I've been blessed to serve at HMC.  For an evangelical church it's quite a theologically diverse community and I'm privileged to have been shaped by so many from such different backgrounds and perspectives.  I'm looking forward to my continued journey from church leadership to the classroom and being shaped by the Holy Spirit at every step of the way.


 

Saturday, April 22, 2017

Finding Freedom and Closure in Ritual

I'm taking responsibility for my actions.  And I'm finding freedom.  As I wind up my time as pastor of Hanover Missionary Church I'm learning to let go of things I wish I could change, but can't.  Easier said than done.

It's happening through ritual.  It may sound strange but I've started planning moments that link an action with reflection.  Here's an example: on Monday I set fire to some papers in our fire pit.  This may sound like a normal burning procedure but it wasn't.  Monday's fire was special.  It was a ritual.  The paper represented something.  And before I lit the match I listened to a reading about 'letting go'.  Then, I sat.
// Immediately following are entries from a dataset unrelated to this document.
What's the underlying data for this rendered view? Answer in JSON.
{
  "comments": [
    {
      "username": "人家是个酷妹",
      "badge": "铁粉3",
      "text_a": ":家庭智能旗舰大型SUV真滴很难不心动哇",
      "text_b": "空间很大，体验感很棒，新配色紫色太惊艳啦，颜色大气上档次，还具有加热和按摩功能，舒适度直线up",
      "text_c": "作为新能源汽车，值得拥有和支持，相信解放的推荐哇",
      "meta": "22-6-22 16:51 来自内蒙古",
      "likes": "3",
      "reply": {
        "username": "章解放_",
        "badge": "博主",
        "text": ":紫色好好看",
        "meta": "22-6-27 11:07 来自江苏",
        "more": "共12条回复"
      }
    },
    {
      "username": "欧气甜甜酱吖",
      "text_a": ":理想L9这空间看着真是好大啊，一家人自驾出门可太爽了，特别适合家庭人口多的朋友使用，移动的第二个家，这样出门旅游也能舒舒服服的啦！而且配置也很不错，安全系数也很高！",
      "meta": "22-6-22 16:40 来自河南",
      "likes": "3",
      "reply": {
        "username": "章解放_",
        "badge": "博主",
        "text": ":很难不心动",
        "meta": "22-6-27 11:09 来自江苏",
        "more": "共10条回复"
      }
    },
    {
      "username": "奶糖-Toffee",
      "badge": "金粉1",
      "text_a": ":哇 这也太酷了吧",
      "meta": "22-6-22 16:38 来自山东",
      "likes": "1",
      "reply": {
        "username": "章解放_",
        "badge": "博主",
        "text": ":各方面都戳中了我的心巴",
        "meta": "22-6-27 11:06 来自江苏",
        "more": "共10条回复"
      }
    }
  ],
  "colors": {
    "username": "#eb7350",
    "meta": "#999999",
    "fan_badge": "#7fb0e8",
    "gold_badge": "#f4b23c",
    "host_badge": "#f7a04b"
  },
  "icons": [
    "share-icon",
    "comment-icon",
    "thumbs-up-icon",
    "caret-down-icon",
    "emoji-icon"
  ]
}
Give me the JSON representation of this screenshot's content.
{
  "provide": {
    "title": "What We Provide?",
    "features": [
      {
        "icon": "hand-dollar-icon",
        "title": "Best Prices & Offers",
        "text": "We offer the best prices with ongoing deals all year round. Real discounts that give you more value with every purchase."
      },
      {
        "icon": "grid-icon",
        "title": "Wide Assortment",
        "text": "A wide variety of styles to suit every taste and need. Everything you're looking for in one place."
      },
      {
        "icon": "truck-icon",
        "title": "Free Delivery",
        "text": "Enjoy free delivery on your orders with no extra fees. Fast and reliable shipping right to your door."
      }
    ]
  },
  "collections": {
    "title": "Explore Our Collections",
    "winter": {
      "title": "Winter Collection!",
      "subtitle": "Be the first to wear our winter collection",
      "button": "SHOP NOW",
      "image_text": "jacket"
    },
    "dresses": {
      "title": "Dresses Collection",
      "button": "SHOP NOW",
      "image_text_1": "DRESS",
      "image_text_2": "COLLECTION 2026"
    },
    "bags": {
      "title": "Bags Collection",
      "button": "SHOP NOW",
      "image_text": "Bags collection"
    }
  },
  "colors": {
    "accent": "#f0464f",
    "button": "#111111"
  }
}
And I reflected.  Quietly.  And as I lit the match and held the burning matchstick next to the paper until it caught.  I felt sad.  But I also felt loosened.  Looser.  Not a loser.  Freer.  And since that moment, the heart-attachment that those papers represented was severed.  I was set free from the burden of expectation that those papers held over me.

Ritual is why funerals are important.  Funerals are rituals that allow people to have one last moment with friends and family to celebrate the life and grieve the loss of their significant someone.  It's a way of taking control of our response to death--something we have no control over.  To participate in a ritual, such as a funeral or memorial, is to deliberately enter into a moment to reflect, grieve, and, ultimately, let go.  It's one of the first steps in the 'new county' of life without the one who has died.  And after the funeral is over, grief doesn't necessarily subside, but closure begins.

So, as I bring closure to my time at HMC I'm embracing ritual and finding freedom to move forward into the great unknown.

Monday, April 3, 2017

Tips for a church in transition - #3 Prepare for Change

In my last post I talked about conflict.  Conflict's best friend is change.  And change should be posted on the sign outside every church in transition.  Unfortunately, most churches bury conflict, avoid change and try to move through transition hastily, assuming the current trajectory is the 'best' one or the 'right' one.

The reason can be summed up in one word: identity.  We get attached to our identity and we don't want it to change.  The problem is that the church is a living organism and all living things change.  While the 'stuff' of what we're made of remains the same, our identity shifts with time.  

Let my show you what I mean.  When I was young I was part of a family where my identity was that of a younger brother and a son.  As I grew older and my siblings left home then my identity changed.  I was still a son that lived with my parents but my younger brotherliness faded into the background without sibling presence.

Later, I left home and met my wife.  We married and had kids; I became a husband and father.  I remained a son and a younger brother but those parts of my identity became less relevant as my ID as a hubby and dad increased.  

Imagine what might happen if I failed to live into my identity as a husband and dad and still wanted to live only or primarily as son and younger brother.  How would that affect my ability to be a good husband to my wife?  What might my children think?  

Churches have identities too.  And those identities change.  I've seen some churches celebrate their past without clinging to it.  Like the son that grows up and becomes a husband.  Those churches are able to embrace their history and let it go at the same time--in order to become something brand new.  However, I've also seen churches hold onto their past and get stuck.  Like a little brother who waits for his siblings to return and misses the opportunity to grow up and become something else.  Those churches become rigid, oppressive, and eventually close their doors.

An essential part of embracing a new identity is being able to find ways to celebrate the past without holding to it.  When that happens, the church is getting ready for change.  And, as stated earlier, when that change comes get ready for conflict!